In ABMU last year, 19 per cent of all out-of-hour shifts were unfilled. Hywel Dda cannot fill some 1,500 hours of GP-led out-of-hours. On 12 separate occasions, Cardiff and Vale had no GP cover across the whole health board for a period of time, and in Aneurin Bevan, that situation occurred on 27 different days. In January of this year, almost 14 per cent of shifts were unfilled in Betsi Cadwaladr. You can see it's across the whole of Wales, and I merely illustrate that this is the very tip of the iceberg. When we have the Royal College of General Practitioners saying, and I quote,
'weaknesses in the system across the country are compromising patient care and increasing pressure on emergency departments', then, surely, that is the time for the Welsh Government to realise that the situation in out-of-hours provision is critical.

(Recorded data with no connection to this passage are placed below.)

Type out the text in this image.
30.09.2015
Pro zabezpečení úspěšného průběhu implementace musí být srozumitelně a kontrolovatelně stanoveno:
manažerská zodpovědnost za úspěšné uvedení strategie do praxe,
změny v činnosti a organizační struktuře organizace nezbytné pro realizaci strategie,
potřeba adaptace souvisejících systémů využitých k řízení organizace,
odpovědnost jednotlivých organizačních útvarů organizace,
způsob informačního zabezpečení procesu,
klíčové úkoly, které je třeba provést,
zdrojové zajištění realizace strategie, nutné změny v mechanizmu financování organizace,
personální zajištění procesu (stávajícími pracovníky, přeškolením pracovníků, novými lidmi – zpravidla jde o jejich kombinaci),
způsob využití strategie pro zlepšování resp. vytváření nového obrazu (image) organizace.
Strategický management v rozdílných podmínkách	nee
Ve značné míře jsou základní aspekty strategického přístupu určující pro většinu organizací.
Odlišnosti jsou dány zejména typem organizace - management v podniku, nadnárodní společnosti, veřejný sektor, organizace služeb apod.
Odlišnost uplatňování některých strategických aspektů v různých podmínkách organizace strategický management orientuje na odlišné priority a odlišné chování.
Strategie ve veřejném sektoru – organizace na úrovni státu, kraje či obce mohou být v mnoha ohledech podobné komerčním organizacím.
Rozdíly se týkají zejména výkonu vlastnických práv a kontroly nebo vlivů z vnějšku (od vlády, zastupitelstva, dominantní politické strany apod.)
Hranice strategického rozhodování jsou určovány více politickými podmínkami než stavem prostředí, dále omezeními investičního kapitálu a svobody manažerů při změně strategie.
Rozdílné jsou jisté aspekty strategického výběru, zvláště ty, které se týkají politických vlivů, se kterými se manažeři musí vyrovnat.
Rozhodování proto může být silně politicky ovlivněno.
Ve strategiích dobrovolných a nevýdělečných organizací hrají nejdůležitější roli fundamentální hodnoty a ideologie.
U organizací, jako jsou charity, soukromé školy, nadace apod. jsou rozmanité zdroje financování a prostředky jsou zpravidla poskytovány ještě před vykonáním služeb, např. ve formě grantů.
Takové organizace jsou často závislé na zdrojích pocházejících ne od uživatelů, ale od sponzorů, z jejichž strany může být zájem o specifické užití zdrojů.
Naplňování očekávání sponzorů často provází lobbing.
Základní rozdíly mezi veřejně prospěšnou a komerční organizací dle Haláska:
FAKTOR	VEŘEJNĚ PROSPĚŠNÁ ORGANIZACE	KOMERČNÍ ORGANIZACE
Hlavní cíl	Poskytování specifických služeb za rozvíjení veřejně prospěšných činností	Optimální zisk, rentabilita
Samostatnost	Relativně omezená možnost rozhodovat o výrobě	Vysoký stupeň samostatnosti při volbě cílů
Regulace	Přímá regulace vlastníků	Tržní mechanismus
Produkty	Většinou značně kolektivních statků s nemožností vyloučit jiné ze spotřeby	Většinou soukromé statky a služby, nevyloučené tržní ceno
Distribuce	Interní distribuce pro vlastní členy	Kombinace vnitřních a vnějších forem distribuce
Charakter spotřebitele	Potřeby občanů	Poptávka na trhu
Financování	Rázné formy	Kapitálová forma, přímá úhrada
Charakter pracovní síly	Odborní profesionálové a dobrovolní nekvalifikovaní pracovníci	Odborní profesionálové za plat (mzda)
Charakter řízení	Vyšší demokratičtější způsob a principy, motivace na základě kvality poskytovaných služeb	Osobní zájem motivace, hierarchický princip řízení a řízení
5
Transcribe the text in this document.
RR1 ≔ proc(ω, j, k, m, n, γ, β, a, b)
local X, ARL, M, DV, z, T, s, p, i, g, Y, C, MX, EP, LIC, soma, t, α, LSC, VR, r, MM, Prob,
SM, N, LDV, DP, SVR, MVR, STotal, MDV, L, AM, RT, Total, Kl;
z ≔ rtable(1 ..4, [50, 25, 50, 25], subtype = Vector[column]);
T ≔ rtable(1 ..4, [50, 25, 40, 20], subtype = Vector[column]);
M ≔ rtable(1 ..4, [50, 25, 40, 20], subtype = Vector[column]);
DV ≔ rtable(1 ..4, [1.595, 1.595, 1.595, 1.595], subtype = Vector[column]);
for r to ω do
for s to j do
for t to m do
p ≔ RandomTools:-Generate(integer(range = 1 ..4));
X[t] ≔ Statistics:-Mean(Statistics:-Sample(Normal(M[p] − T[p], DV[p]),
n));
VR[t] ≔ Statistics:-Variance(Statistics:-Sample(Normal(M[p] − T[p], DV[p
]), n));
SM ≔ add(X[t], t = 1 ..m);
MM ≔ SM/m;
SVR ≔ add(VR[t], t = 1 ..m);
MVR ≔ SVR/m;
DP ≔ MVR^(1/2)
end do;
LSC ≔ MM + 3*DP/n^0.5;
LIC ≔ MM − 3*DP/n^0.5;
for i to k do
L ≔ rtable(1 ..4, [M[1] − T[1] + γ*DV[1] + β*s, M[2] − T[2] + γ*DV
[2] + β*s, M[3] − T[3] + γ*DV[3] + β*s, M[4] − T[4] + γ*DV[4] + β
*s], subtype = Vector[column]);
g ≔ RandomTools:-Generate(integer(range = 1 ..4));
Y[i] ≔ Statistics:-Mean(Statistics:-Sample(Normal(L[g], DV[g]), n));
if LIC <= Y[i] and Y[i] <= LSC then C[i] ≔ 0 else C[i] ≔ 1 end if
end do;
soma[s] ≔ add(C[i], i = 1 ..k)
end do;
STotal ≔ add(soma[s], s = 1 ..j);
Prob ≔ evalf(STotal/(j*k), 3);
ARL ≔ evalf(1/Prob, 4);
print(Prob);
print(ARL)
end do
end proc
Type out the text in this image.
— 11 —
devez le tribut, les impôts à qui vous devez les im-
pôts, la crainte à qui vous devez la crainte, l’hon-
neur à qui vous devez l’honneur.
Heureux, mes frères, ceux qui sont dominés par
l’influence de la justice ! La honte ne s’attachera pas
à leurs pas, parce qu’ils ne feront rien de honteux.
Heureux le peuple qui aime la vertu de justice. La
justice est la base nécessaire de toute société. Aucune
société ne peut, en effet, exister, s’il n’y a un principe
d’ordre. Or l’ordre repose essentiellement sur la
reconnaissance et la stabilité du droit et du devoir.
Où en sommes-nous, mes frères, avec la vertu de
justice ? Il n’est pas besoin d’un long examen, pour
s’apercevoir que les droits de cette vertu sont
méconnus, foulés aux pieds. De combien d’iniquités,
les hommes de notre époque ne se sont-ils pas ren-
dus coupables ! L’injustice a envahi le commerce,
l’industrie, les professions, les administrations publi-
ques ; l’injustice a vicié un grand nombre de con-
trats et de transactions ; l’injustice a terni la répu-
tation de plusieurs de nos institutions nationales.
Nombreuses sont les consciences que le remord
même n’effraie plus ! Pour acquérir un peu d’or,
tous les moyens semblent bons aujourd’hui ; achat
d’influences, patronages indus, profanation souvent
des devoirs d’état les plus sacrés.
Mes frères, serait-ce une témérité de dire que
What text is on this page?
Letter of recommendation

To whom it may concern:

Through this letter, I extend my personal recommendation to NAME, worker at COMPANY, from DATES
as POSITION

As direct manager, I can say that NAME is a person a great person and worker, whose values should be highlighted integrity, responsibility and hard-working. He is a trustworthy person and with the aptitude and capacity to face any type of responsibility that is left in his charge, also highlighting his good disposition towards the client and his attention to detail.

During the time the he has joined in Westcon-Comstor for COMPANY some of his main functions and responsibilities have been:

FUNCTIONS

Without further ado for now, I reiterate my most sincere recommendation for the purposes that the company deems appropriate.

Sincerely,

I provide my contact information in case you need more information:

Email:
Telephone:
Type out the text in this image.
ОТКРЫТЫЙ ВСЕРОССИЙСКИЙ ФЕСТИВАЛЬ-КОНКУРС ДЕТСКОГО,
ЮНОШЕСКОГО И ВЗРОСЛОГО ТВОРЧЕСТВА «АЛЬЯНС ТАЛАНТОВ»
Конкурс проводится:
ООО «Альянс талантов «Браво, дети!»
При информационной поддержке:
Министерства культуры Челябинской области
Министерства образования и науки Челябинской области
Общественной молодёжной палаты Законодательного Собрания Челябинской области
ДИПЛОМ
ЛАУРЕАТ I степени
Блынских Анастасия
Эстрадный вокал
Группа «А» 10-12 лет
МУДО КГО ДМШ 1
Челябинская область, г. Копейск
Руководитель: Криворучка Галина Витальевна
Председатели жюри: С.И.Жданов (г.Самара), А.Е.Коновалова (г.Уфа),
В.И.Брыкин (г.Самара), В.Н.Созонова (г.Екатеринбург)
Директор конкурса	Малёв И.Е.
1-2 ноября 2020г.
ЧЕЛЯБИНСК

Out-of-hours, ambulance services, critical care, unplanned pressures exacerbated by near collapse in social care. If you as a Government really want to cleave to the ambition set out in the parliamentary review, if you as a Government really want to transform services—as your fine words in the vision for health indicate—if you as a Government really want to deal with this never-ending pressure on our emergency services, on critical care, on out-of-hours or our ambulance services, then you need to look at the other end of the telescope, shift a measure of resources to primary and community care, fund and staff social care, and either support people appropriately in their homes or ensure that quality residential beds are available that match an individual's needs, invest in preventative care, respond to the dynamics of our population health trends, and focus on the integrated well-being of the people of Wales.
This is the hardest of choices for you, for the NHS and social care sector, and, truthfully, for us. You're obliged to meet the needs of today while planning, resourcing and funding the needs of tomorrow, but, at this rate, you'll spend the rest of your time as health Secretary firefighting, and you'll fall between two stools. You'll neither sustain our current systems adequately, nor will you affect the transformation that you seek and that we share with you.
To quote the parliamentary review:
'Unless faster, more widespread progress can be unlocked, access to and the quality of services will decline in the face of predictable pressures.'
This is why the next five years will be a crucial test. It's about priorities, Cabinet Secretary, it was always going to be about priorities, and I commend this motion to the Chamber.